Circulating T cells, natural killer (NK) cells and group 2 innate lymphoid cells (ILC2) of severe asthmapatients from the University of California Asthma Network (UCANTM) clinic, express increased levels of both IL-13 and IL-17
Monday, March 6, 2017: 2:45 PM
Rooms B303-B304 (Georgia World Congress Center, Building B)
Moyar Qing Ge, PhD, , , , , ,
Rationale: Neutrophilic inflammation and IL-17 have been implicated in the pathogenesis of severe asthma but the underlying mechanisms remain unclear. We aimed to establish the relationship between inflammatory markers of severe asthma and peripheral blood dendritic cell and lymphocyte populations and their IL-13 and IL-17 expression.

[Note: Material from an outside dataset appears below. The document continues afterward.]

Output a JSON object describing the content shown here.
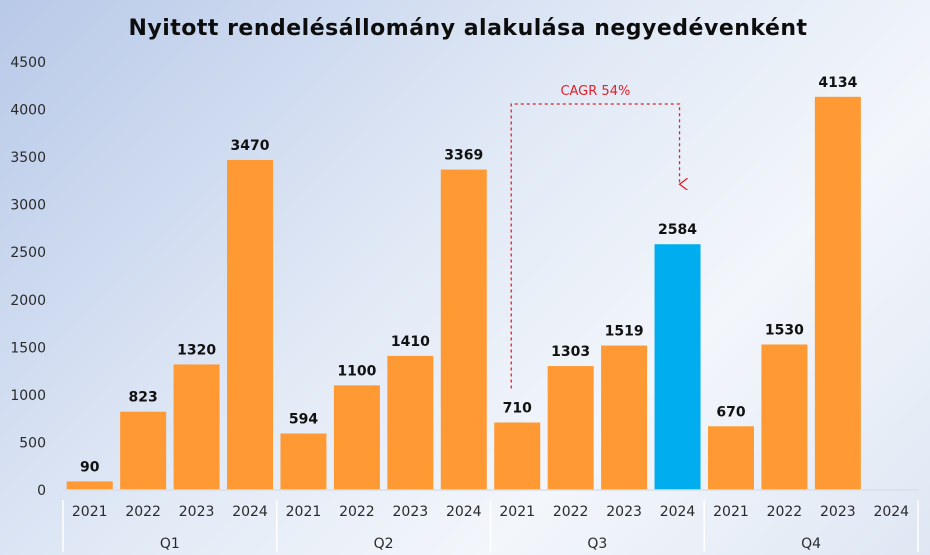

Methods: Twenty-seven patients with severe asthma all requiring asthma medications and seven non-asthmatic healthy controls were recruited from the UCANTMclinic at the University of California, Davis. Complete blood count, exhaled NO and serum IgE/IgM were investigated. Peripheral blood mononuclear cells were isolated by Ficoll-Paque PLUS and T-cell subsets, dendritic cell subsets, natural killer cells and ILC2 were analyzed by multi-color flow cytometry and compared between the patients and healthy controls.

Results: Severe asthma patients had elevated blood neutrophil counts, exhaled NO, serum IgE and IgM. In comparison with healthy controls, the number of circulating CD1c dendritic cells, CD4 T cells, NK cells and ILC2 were significantly increased (p<0.05). Further, the number of CD141 DC (implicated in activation of Th2 cells) significantly correlated with peripheral blood eosinophils (r=0.70) and CD4 T cells. Intracellular IL-13 and IL-17a expression was significantly elevated in CD4 and CD8 T cells, NK cells and ILC2.

Conclusions: We showed for the first time the presence of ILC2 producing both IL-13 and IL-17, in the peripheral blood of severe asthma patients. Our data also support that increased IL-17 expression may contribute to the elevated neutrophil count we observed in severe asthma patients.